As I sit here reading through this response, I find myself smiling at the Jenni-esqueness of it. I love hearing her take on life, and I love that she is open about it. Jenni and I spend a lot of time marveling at the complications and awesomeness at life, crying together and having dance parties, laughing until our ribs snap and talking until we’re out of breath. In each instance never shielding from the other the rawness of life as it’s thrown at us.

One of the most interesting facets of our friendships is that Jenni is a “self-proclaimed feminist.” For me, her beliefs offer an interesting point of view that I often neglect to have faith in. For years the feminists in my life have made a deep impression on me, one that slices further than I want to admit. But Jenni is different. She is understanding and gentle, but steadfast in what she believes. So I asked her what it means to her to be a feminist and this was her response:

“First, the reader must understand that I am a self-proclaimed feminist, but that with this identification, I think of Feminism and what I call “Neo-Feminism” to be two different things. Feminism is akin to the 1970s, man-hating, bra-burning, loud-mouthing women who fought for nothing but stirring up trouble. Surely, they had some great points, but I am a believer in neo-feminism. I love men, and I want for equality. I think neo-feminism stands for more than just women, but rather represents a fight for equality. In the best and most basic terms I can describe it: “Do you, Boo-Boo.” I want for equal pay among the genders, and for people who are struggling with their sexual orientations to not be ridiculed. I promote women who choose the workplace as their home as well as promote those who choose a 1950s housewife lifestyle. I want for a culture that teaches not to rape, rather than a culture that teaches how not to get raped. I want for women and men to stop being sexually objectified. I want for racism to be something scoffed at in history books because it no longer exists, and those who promoted it are pitied from their lack of understanding. I want for people to be fulfilled by what they are doing. I want what MLK Jr. wanted: for people to be judged by their character. Yes, I am a feminist, but first, understand what this means.”

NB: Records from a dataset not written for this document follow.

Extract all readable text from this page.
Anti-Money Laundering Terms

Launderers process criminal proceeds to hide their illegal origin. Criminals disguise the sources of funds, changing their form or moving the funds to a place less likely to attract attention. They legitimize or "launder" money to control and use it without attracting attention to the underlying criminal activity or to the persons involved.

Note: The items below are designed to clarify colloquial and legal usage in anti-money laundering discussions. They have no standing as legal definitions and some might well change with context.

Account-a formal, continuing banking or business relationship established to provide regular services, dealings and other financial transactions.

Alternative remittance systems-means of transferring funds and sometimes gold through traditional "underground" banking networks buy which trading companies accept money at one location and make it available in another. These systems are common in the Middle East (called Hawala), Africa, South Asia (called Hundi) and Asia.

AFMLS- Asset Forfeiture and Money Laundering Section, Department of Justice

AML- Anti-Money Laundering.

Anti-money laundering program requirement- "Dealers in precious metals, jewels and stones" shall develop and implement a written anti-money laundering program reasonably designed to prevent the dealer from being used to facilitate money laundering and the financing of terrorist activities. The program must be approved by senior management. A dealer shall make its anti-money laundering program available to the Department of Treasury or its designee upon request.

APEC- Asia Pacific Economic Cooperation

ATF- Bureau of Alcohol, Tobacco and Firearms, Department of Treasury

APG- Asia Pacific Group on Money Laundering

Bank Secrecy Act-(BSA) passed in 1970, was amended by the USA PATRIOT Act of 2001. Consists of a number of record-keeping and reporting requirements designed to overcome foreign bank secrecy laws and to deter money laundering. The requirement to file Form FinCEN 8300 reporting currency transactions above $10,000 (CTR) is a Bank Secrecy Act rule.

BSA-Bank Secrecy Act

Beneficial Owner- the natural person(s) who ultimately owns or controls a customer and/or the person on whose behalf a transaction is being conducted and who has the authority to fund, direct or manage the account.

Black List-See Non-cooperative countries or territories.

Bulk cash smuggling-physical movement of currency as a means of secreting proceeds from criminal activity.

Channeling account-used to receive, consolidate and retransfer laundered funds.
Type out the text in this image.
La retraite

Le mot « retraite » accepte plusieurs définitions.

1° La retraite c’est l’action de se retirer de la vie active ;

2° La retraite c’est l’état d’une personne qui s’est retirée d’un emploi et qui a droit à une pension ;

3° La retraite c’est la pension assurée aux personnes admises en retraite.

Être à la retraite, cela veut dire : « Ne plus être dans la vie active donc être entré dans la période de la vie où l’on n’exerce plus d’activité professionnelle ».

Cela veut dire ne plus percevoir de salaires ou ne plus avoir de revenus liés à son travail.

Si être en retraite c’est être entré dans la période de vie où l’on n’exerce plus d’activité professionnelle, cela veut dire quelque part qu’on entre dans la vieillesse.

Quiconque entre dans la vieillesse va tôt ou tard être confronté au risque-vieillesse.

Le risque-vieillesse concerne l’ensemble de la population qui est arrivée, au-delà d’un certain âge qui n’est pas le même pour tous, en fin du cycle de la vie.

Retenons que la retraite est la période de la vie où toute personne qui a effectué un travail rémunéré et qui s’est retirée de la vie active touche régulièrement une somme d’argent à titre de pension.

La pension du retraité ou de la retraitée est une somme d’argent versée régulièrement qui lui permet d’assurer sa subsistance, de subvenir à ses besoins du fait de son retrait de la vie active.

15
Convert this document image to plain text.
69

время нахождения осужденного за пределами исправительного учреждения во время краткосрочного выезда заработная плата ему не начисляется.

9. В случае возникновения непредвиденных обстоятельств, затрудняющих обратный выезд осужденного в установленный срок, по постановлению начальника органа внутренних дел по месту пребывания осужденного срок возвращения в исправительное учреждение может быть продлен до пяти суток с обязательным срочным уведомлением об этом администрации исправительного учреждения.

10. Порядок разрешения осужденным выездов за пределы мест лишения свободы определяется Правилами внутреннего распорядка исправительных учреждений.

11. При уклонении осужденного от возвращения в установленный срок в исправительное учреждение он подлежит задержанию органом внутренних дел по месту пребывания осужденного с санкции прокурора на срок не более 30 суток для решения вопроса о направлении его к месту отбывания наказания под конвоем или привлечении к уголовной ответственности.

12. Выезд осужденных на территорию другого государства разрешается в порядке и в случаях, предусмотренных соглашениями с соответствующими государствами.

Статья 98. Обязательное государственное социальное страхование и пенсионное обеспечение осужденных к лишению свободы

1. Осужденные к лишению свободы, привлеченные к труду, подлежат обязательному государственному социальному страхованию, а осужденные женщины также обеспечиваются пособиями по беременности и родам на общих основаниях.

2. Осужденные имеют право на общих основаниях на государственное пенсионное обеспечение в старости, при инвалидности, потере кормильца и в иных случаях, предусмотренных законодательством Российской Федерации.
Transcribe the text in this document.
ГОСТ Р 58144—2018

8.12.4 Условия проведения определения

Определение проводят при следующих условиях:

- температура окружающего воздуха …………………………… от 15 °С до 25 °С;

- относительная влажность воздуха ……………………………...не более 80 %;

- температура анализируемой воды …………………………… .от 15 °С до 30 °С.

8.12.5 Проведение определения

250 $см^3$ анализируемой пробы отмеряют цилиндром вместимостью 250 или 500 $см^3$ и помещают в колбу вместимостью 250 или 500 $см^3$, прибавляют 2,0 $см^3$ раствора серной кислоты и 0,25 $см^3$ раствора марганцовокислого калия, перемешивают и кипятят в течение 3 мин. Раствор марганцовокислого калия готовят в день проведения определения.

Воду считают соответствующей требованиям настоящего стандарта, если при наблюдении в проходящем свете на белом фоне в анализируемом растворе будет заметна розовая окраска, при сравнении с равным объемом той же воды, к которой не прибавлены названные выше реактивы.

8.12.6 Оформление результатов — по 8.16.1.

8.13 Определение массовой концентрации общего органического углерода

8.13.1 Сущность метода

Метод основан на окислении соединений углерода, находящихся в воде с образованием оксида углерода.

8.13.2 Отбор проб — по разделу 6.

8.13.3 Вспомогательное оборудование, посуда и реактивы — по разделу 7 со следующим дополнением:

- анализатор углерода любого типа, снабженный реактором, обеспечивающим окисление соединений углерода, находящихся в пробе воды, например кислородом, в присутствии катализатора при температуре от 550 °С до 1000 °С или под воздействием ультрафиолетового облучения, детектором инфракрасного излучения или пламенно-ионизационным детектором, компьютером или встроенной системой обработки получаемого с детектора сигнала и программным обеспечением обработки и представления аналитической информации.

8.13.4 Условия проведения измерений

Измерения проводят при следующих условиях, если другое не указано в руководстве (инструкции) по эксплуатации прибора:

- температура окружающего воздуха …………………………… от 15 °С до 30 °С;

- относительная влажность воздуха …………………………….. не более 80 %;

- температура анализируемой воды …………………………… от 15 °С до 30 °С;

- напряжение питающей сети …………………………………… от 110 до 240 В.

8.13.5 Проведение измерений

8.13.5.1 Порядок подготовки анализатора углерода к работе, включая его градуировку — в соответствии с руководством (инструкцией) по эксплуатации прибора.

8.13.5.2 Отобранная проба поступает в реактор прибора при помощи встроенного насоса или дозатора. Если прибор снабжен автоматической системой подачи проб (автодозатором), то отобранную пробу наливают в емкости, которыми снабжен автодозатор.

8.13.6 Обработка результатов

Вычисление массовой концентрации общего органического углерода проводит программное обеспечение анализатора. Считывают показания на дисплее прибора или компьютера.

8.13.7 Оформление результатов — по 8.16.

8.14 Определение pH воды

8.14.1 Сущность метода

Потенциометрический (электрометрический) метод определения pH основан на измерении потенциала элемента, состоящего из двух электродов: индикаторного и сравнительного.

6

Refreshing isn’t it? Jenni was the first person in my life, in a very long time, to be open about the fact that declaring yourself as something doesn’t always mean that you become the stereotype. It’s with this in mind that our friendship has come to such a beautiful place of fruition.

Jenni teaches me to believe in myself. She teaches me that it’s okay to love myself. She exemplifies what it means to be a hard worker. She demonstrates boldness. She encourages adventure. She provokes my mind in the greatest ways. She reminds me of the rawness and scandal of a faithful life.

Words cannot express the blessing that she is. There are so many ways that she has already changed my heart in these past couple months that I cannot even begin to imagine what the Lord has in mind in the years to come.

She’s left an imprint.

So I leave you with this, one of the life mottos that she lives by:

“We are a culmination of our experiences, so live well and live fully, because what we do is what we become.”